Dr. Laura Segatori, Associate Professor of Bioengineering, Chemical and Molecular Biology & BioSciences, Rice Un-20201204 1956-1
From Jeffrey Stear on 12/11/2020
Laura Segatori is an Associate Professor in Bioengineering at Rice University. She received a Laurea in Industrial Biotechnology from the University of Bologna, Italy in 2000 and a PhD in Chemical Engineering from the University of Texas at Austin in 2005. She conducted her postdoctoral work at The Scripps Research Institute in La Jolla California and joined the faculty at Rice University in 2007 where she holds joint appointments in the departments of Chemical & Biomolecular Engineering and Biosciences. Her lab has been consistently funded by NSF (including the NSF CAREER Award), NIH, and private foundations. Her research group is highly interdisciplinary and combines principles and tools from engineering and science to decipher and manipulate cellular quality control mechanisms that underlie the development of human diseases. Current research interests include the design of synthetic biology tools and nanotechnology-based approaches to engineer protein degradation pathways in the complex environment of mammalian cells.

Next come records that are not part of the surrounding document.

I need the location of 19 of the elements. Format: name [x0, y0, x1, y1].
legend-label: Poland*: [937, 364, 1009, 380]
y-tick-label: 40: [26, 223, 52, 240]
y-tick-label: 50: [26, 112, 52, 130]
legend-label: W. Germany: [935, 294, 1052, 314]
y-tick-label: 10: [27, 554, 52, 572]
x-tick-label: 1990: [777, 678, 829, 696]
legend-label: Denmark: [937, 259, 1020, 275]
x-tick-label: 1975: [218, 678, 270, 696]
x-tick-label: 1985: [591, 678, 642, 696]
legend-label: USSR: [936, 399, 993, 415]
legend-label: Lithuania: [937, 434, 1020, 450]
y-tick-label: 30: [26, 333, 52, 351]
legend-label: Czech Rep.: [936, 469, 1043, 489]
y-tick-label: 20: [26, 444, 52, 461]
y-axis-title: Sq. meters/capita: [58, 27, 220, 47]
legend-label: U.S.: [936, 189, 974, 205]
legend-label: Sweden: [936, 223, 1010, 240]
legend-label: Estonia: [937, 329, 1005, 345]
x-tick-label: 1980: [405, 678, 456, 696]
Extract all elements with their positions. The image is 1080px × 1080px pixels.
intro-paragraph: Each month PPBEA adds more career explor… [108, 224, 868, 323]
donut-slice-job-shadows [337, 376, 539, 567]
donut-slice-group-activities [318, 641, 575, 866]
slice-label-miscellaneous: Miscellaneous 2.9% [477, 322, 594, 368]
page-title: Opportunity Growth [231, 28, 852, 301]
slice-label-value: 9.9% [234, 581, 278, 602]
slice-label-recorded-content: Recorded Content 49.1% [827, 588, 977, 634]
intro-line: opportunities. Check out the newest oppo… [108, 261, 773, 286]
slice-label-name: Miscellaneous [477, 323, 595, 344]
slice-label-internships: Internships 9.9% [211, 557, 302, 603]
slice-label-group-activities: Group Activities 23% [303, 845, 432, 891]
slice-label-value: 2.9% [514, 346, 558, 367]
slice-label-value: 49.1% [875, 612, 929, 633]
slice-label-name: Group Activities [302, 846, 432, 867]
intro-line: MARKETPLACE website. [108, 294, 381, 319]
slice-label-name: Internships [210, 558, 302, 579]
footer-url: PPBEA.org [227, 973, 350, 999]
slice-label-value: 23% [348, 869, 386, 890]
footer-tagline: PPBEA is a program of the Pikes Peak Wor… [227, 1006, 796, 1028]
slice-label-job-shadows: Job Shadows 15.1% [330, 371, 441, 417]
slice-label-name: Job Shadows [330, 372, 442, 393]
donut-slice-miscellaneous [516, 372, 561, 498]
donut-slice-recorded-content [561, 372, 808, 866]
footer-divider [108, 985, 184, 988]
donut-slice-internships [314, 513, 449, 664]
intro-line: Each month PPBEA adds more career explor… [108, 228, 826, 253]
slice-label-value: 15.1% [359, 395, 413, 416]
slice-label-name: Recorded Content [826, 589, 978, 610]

Specifically, Dr Segatori and her group have created an array of cutting-edge approaches to regulate protein synthesis and degradation, thereby controlling dynamic protein behaviors in cells with exquisite specificity. She has assembled these molecular tools into higher-order circuits that interface with homeostatic pathways that mediate protein processing and promote degradation and recycling of aberrant cellular components. This work, which is guided by predictive mathematical modeling, is key for developing novel therapeutic strategies and equally importantly, for enabling the engineering synthetic cells with predictable behaviors as needed to enhance production of biologics and for cell-based therapies. In parallel research efforts, the Segatori group has defined the molecular pathways and cellular phenotypes triggered by nanomaterials, work that has provided key insights into optimizing cell-material interfaces.